Des tirs de gaz lacrymogènes et des engins lanceurs d’eau (ELE), communément appelés « canons à eau », ont été utilisés, hier, par la police pour disperser des centaines de personnes qui tentaient de braver l’interdiction de manifester, décidée dans le cadre de mesures destinés à limiter la propagation de la pandémie du Covid-19, pour marquer leur opposition au président Kais Saied.
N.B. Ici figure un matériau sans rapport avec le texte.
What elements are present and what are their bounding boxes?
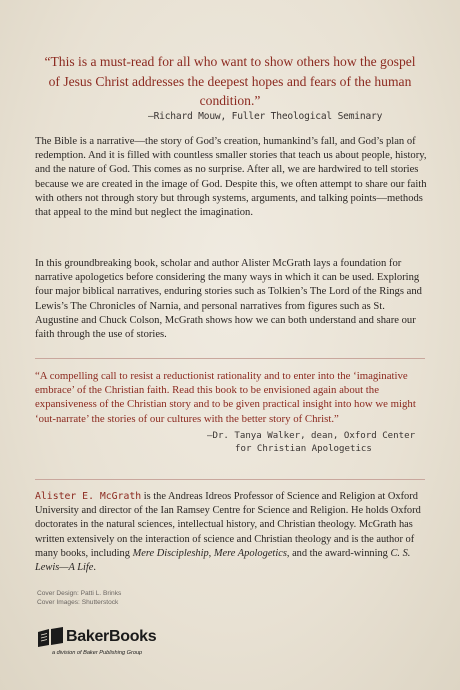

Un imposant dispositif policier a été déployé dès le petit matin pour empêcher les manifestants d’accéder à l’avenue Habib Bourguiba et empêcher toute tentative de rassemblement aux abords de cette artère principale de la capitale. Des barrages ont été dressés pour fouiller les piétons. Des dizaines de voitures de police et des engins lanceurs d’eau ont été placés à proximité du bâtiment du ministère de l’Intérieur.
Heurts musclés
De heurts entre les manifestants et les policiers qui tentaient de briser le cordon policier ont eu lieu dans les rues menant à l’Avenue Habib Bourguiba, comme la rue de Marseille, la rue Jean Jaurès, la rue de Rome et l’Avenue Mohamed. Un arrêt temporaire de la circulation a été décrété à l’Avenue Mohamed V où des dizaines de manifestants ont été dispersés à coup de gaz lacrymogène. Des interpellations de manifestants ont été également enregistrées.
Jawhar Ben Mbarek, un militant de gauche tunisienne à la tête du « Collectif citoyens contre le coup d’Etat » a été interdit sans ménagement d’accès à l’Avenue Habib Bourguiba. Une cinquantaine de personnes ont réussi à briser le cordon policier et sont parvenues à se rapprocher des bâtiments du ministère de l’Intérieur dans une rue adjacente de l’avenue Habib Bourguiba. « A bas le coup d’Etat », « le peuple veut la chute du coup d’Etat », « fidèles au sang des martyrs », « Saïed, suppôt d’al-Sissi et des Emirats » ont notamment scandé ces manifestants avant d’être pris à partie par la police et aspergés d’eau.
« Récriture de l’histoire »
Alors que la Tunisie fait face à une reprise fulgurante de l’épidémie de Covid-19, le gouvernement avait annoncé mercredi de nouvelles mesures sanitaires incluant un couvre-feu nocturne et une interdiction de tous les rassemblements pendant deux semaines à partir de jeudi 14 janvier.
Au mépris de ces restrictions sanitaires qu’elle considère comme étant un prétexte pour empêcher les mouvements de protestation dans le pays, plusieurs partis d’opposition ont maintenu leur appel à manifester.
Ennahdha, dans le viseur du président Saied qui a suspendu le Parlement que ce parti contrôlait depuis une dizaine d’années, a exprimé dans un communiqué son « refus de l’instrumentalisation politique de la situation sanitaire pour anéantir ce qui reste des libertés fondamentales ».
De son leur côté, les partis sociaux-démocrates Attayar, Ettakatol et Al-Joumhouri ont tenté, hier, d’accéder à l’Avenue Habib Bourguiba. « Malheureusement, la police a été impliquée dans la bataille politique par le président de la République.
L’Histoire en question
C’est triste de voir l’Avenue Habib Bourguiba transformée en caserne à la date de la révolution qui a balayé le régime dictatorial de Ben Ali le 14 janvier 2011 », a déploré le secrétaire général du parti Al-Joumhouri, Issam Chebbi. Et d’ajouter : « Kaïs Saïed ne réussira pas à effacer la date du 14 janvier et à réécrire l’histoire comme bon lui semble ».
Le locataire de Carthage avait décidé, le 2 décembre dernier, de faire célébrer l’anniversaire de la révolution de 2011 le 17 décembre, jour de son lancement, faisant valoir que la date du 14 janvier, censée marquer sa fin, n’était pas appropriée.
« Le 17 décembre est le jour de la fête de la révolution et ce n’est pas le 14 janvier comme cela avait été annoncé en 2011. L’explosion révolutionnaire est partie de Sidi Bouzid le 17 décembre 2010, jour de
l’immolation par le feu du vendeur ambulant Mohamed Bouazizi », avait-il expliqué à l’ouverture d’un conseil ministériel au palais présidentiel de Carthage.